Evolutionary engineering in Saccharomyces cerevisiae reveals a TRK1-dependent potassium influx mechanism for propionic acid tolerance.

Author information

1
1Department of Molecular Sciences, Macquarie University, Sydney, NSW 2109 Australia.
2
2CSIRO Synthetic Biology Future Science Platform, Canberra, ACT 2601 Australia.
3
3KTH School of Engineering Sciences in Chemistry, Biotechnology and Health, KTH Royal Institute of Technology, 106 91 Stockholm, Sweden.

Abstract

Background:

Propionic acid (PA), a key platform chemical produced as a by-product during petroleum refining, has been widely used as a food preservative and an important chemical intermediate in many industries.

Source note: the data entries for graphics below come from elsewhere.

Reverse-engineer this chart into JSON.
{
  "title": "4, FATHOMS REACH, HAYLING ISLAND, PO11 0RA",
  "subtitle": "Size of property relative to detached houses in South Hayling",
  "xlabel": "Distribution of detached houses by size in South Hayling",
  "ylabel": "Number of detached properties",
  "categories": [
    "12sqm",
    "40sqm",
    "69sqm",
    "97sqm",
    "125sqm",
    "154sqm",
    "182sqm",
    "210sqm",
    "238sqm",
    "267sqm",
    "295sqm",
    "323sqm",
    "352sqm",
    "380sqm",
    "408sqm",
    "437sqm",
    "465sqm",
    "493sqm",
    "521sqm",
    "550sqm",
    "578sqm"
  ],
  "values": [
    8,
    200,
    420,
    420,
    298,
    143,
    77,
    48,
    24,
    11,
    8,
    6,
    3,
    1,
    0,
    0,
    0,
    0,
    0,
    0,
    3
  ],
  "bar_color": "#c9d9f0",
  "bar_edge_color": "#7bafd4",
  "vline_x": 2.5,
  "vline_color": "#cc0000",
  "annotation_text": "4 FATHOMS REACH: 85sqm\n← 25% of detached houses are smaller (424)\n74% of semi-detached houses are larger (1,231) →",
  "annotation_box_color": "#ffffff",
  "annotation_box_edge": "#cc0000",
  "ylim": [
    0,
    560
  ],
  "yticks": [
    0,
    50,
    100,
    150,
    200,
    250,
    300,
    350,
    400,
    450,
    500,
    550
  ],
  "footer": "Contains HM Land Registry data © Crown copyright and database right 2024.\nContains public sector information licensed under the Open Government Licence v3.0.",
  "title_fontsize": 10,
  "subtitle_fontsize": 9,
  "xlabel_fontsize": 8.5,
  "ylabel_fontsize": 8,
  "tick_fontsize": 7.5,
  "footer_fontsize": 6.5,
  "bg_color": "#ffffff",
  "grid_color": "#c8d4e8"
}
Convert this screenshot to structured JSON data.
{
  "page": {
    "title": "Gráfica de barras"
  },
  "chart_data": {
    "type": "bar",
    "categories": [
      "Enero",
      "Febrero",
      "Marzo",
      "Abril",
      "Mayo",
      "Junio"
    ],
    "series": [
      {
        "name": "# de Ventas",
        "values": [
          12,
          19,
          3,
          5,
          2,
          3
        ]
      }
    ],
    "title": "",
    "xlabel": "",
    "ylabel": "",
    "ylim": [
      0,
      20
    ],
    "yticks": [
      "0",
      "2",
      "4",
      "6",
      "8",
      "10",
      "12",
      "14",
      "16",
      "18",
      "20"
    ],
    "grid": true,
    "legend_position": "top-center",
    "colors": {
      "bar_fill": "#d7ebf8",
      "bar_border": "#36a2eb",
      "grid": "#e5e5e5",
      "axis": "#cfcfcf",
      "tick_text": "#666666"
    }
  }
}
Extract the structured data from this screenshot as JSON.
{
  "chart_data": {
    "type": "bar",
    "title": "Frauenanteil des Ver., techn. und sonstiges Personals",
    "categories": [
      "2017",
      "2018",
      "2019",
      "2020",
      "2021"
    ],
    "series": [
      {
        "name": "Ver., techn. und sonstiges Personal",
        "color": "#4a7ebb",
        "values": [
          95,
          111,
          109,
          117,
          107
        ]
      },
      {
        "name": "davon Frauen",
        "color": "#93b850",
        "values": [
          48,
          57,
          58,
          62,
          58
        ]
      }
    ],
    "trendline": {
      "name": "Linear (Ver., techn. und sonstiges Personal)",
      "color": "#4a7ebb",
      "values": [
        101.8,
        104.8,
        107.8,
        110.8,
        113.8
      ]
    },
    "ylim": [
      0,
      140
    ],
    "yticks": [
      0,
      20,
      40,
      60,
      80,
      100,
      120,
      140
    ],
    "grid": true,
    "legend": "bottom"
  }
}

Microbial PA production through engineering yeast as a cell factory is a potentially sustainable alternative to replace petroleum refining. However, PA inhibits yeast growth at concentrations well below the titers typically required for a commercial bioprocess.

Results:

Adaptive laboratory evolution (ALE) with PA concentrations ranging from 15 to 45 mM enabled the isolation of yeast strains with more than threefold improved tolerance to PA. Through whole genome sequencing and CRISPR-Cas9-mediated reverse engineering, unique mutations in TRK1, which encodes a high-affinity potassium transporter, were revealed as the cause of increased propionic acid tolerance. Potassium supplementation growth assays showed that mutated TRK1 alleles and extracellular potassium supplementation not only conferred tolerance to PA stress but also to multiple organic acids.

Conclusion:

Our study has demonstrated the use of ALE as a powerful tool to improve yeast tolerance to PA. Potassium transport and maintenance is not only critical in yeast tolerance to PA but also boosts tolerance to multiple organic acids. These results demonstrate high-affinity potassium transport as a new principle for improving organic acid tolerance in strain engineering.

KEYWORDS:

Adaptive laboratory evolution; Organic acid tolerance; Potassium uptake; Propionic acid; TRK1; Yeast

Conflict of interest statement

The authors declare that they have no competing interests.